The Internet is an unreliable delivery service. It's interesting to
compare the Internet to other communication systems, of which the
best example is the global telephone system.
The telephone system is circuit-based. A
telephone call reserves a channel which can carry continuous
speech, reliably, in both directions simultaneously. This is
immensely costly in resources: the network must be engineered to
provide perfect reliability once a call (or "circuit") has been
established. For these reasons, phone calls tend to be expensive.
On the other hand, the "end-user" equipment is incredibly simple --
a telephone[3]. In the case of the
the telephone system, all of the complexity is in the network, The
edge-systems are trivially simple.
The Internet reverses this. The network (or delivery system) is
simple, and doesn't guarantee anything, except a high probability
of packet delivery. The complexity is in TCP,
which exists only in edge-systems. The edge systems themselves are
poweful computers -- sufficiently powerful, at least, to run TCP.

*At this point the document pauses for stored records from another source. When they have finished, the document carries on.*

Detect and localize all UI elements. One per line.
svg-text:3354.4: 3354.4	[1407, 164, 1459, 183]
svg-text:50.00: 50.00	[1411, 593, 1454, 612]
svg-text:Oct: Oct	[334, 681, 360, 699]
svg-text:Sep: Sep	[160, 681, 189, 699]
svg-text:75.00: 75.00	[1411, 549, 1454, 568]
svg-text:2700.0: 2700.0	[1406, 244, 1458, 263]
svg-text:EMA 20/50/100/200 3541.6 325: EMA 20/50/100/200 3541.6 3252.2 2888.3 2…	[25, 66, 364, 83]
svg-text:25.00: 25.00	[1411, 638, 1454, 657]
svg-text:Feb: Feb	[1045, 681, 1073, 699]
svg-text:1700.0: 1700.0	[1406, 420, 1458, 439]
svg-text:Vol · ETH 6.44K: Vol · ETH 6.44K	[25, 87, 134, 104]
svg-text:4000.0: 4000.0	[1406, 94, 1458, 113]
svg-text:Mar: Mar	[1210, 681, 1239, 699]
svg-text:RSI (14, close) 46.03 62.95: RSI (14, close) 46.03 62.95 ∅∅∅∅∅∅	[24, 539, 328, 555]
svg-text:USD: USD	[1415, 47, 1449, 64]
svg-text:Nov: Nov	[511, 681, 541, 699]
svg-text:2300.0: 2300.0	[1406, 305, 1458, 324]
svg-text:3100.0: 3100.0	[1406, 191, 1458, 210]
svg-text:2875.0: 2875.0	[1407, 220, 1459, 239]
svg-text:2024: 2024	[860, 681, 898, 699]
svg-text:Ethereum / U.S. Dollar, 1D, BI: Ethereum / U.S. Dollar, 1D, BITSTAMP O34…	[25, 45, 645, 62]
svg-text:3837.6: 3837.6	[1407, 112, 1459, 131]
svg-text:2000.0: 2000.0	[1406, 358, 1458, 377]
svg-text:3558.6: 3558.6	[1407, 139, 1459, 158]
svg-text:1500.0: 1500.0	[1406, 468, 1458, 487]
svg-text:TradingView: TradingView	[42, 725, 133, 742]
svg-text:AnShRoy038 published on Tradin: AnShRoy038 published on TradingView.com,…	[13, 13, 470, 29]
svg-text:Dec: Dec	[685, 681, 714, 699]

We can say that the end-user provides the complexity, whilst the
Internet provides a basic service. We could say this this is the
last Big Idea for this lecture.
It's also interesting to compare the Internet
model with other, older network structures. For example, the
AustPac X.25 "Packet Service" was a data transfer system available
in Australia many years before the Internet. It offered reliable
delivery at the network level, but was very, very
expensive -- because the network core was complex. Its commercial
success, whilst quite good by the standards of the day, was never,
ever going to approach that of the Internet.
[3] We're talking
about "Plain Old Telephone Services" here, of course. The situation
changes dramatically if we were to include mobile, cellular
telephone systems, where the handset is also very complex.